Something in her eased at that. Not because the ignorance mattered, but because Wynn said it without apology, without making lack into failure. Just: I don’t know.
The phrase sat there in the shade between them, plain and unguarded.
Wynn leaned their head back against the dome’s curve and closed their eyes for a moment, face turned toward the warmth held in the wall. “Long light today,” they said.
Luma looked at them, then at the open land beyond, bleached now with noon and stretching farther than it had from the ridge. “Yes.”
No one in Cairnwell had asked her where she was this afternoon because no one in Cairnwell knew. No one had expected her to be sitting in the shade of a half-buried structure with a stranger who carried almost nothing and spoke as if time were not something to be managed. The thought should have sharpened guilt. Instead it moved through her like the hum through the floor of the chamber—steady, difficult to name, impossible now to stop feeling.
Wynn opened their eyes. “There’s a spring west of here,” they said. “Not far. Better water than what I’ve got left.” They rose in one compact movement, brushed dust from their palms, and slung the skin over one shoulder.
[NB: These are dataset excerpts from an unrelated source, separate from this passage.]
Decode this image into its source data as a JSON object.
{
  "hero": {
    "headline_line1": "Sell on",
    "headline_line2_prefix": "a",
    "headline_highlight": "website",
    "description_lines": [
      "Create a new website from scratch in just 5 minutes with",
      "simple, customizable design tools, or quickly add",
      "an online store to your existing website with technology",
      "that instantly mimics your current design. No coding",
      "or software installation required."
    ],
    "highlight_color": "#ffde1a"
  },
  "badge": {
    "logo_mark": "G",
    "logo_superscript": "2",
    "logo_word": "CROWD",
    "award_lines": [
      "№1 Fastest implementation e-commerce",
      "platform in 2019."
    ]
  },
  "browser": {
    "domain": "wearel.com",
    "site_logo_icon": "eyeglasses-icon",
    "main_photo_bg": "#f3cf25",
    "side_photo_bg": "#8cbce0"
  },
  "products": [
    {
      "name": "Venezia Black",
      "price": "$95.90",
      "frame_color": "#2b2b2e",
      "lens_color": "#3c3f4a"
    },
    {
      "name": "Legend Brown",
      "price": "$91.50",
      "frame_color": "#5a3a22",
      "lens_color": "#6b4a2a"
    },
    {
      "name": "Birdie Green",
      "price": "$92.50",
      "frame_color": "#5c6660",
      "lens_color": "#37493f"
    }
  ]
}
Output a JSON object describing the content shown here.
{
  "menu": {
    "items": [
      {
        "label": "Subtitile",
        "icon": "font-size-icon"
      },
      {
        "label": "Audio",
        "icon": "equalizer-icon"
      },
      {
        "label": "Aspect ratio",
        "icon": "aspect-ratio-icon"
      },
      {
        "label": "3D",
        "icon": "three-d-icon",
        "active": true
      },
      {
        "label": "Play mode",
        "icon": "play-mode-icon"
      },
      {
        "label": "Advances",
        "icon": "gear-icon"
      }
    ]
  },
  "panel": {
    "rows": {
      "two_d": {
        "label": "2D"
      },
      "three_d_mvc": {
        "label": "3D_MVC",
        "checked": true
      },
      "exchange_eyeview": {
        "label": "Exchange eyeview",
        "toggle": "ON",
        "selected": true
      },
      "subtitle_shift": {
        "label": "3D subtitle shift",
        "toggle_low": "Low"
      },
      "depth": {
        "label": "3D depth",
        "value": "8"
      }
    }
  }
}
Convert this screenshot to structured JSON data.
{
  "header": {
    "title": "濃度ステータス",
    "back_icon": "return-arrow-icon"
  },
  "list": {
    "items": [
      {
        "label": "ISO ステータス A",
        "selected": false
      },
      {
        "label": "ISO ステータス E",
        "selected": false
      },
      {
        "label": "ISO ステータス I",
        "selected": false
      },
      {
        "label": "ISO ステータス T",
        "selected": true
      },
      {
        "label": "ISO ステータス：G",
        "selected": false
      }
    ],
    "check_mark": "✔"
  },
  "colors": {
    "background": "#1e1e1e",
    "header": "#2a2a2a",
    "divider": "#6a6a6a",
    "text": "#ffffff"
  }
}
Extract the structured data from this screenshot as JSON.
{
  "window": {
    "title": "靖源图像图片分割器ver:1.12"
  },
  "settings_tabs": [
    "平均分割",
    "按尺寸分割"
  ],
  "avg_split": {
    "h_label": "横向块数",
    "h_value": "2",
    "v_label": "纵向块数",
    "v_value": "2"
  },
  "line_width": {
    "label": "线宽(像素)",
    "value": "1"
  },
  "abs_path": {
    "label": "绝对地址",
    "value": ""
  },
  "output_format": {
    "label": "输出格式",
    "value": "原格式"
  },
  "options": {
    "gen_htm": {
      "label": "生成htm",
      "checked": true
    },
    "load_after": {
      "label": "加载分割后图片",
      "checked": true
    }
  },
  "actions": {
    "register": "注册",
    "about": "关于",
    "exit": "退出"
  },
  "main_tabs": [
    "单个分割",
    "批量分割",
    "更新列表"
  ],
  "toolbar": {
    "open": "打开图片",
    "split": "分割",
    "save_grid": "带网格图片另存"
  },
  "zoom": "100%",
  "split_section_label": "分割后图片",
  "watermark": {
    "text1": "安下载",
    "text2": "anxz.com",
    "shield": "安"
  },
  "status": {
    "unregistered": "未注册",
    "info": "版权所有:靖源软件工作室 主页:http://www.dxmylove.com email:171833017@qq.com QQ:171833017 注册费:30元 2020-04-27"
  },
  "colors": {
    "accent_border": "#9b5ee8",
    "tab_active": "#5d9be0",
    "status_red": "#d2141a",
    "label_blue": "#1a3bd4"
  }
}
They did not ask if she wanted to come.
Luma stood anyway.
The creature rose from its stone and stretched, long-backed and careful, then fell in behind them as if this had already been decided by everyone except her mind.
She looked once toward the east, though the route was nowhere visible from here. Then she adjusted the strap of her pack and followed Wynn into the long middle of the day.